With the use of arenas, how long a value lives is clarified, and its very easy to reason about when a value is freed, because there is only one call to free to process.

After I read about arenas and before I implemented them, my biggest worry was that constructing an arena, passing it around, and writing a nice interface for it was gonna be cumbersome, tedious work, but I've found it to be suprisingly managable, and considering the benefits they bring, I might even say that arenas are underpriced.

A custom string type

I've found C strings to be slightly annoying to work with. Having to rely on a zero delimiter seems scary, and having to strlen every time I want to iterate over a string's characters doesn't feel right. I've read here and there that people often define their own string type with a pointer to the first char, and some "length" field, so I went and made my own too.

Similar to my worries about arenas, I expected this interface to be cumbersome to work with, but it has made my life much easier.
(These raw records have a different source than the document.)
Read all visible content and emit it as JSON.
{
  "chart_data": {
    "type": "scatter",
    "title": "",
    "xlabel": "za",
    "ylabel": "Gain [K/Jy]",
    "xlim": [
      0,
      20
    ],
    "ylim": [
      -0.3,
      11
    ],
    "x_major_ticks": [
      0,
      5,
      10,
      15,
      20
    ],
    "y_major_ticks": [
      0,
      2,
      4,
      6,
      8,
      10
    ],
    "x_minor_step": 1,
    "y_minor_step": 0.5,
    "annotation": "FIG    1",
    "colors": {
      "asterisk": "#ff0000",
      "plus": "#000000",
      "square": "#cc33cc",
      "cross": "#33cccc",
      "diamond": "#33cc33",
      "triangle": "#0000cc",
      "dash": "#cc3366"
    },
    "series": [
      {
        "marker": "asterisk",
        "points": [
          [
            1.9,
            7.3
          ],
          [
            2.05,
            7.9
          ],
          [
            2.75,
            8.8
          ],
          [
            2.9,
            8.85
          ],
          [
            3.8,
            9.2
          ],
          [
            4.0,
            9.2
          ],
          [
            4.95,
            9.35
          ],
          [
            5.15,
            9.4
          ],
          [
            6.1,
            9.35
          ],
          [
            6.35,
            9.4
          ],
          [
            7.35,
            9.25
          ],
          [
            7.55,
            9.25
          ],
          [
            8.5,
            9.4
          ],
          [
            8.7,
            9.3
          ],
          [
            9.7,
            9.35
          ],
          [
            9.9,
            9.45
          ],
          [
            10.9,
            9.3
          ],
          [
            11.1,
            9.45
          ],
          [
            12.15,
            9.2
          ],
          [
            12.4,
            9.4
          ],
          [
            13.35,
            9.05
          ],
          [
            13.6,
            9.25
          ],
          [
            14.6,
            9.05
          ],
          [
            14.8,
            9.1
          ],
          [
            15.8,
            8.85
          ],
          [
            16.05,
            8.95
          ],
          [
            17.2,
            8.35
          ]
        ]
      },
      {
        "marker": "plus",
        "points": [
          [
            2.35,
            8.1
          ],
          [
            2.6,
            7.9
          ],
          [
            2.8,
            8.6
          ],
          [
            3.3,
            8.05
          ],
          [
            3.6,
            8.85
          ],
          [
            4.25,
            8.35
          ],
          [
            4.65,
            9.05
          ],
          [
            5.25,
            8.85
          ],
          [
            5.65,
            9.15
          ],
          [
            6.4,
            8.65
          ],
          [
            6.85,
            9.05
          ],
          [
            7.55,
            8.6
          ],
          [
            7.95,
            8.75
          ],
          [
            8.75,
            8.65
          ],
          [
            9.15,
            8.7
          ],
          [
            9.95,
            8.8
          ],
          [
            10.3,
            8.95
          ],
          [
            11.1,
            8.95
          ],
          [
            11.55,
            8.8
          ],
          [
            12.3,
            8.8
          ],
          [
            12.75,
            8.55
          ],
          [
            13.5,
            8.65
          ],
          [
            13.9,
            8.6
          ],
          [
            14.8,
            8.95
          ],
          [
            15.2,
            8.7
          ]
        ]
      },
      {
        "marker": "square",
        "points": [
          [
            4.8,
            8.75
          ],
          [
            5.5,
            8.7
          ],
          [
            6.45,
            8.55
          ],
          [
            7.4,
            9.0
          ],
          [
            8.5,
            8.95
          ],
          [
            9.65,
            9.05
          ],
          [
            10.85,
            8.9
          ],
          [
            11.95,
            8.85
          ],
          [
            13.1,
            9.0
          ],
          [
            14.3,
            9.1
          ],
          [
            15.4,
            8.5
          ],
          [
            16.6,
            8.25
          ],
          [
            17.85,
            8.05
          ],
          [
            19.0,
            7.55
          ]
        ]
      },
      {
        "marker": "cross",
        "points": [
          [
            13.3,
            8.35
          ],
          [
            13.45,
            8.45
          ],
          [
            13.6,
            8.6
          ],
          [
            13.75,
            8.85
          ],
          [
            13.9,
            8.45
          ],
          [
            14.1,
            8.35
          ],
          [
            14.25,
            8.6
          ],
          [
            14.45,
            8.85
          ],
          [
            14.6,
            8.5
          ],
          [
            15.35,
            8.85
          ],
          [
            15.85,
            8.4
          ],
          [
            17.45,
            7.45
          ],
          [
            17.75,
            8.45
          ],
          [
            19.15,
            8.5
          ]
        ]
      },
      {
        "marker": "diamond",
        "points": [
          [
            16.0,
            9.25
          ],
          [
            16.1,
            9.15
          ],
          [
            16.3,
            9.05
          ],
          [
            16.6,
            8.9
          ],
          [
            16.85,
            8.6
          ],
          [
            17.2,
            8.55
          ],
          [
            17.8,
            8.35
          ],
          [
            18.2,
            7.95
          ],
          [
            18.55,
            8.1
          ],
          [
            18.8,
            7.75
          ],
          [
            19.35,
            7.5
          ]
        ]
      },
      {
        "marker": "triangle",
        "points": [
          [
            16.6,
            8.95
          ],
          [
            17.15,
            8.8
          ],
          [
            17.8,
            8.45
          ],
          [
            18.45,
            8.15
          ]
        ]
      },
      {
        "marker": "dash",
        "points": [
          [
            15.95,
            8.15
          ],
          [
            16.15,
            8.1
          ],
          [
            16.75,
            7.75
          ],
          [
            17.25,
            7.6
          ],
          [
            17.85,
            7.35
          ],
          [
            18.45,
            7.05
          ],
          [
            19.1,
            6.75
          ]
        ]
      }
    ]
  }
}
In the process, I also solved a memory bug that was coming up in my repl where each subsequent identifier was written at the previous_str.length, which meant the 0 delimiter of the previous string was overwritten. Granted this is a classic off-by-one error made by me, but I don't have to deal with such C-isms with a custom string type. As for my worries about the interface being too difficult to deal with, after making wrappers for strncpy and such and providing variants that use arenas, the abstraction has paid for itself.

All in all

I've been having more fun than I've expected writing C. Thinking in terms of memory takes a bit of getting used to, but that is what I started all this for anyway: to get out of my comfort zone.

I am eager to continue working on the bells and whistles of my Lisp, but I know I'll have to write proper error handling beforehand. This is an area where C is known to be lacking by modern standards, but my expectations have been unmet so far, which is a good thing.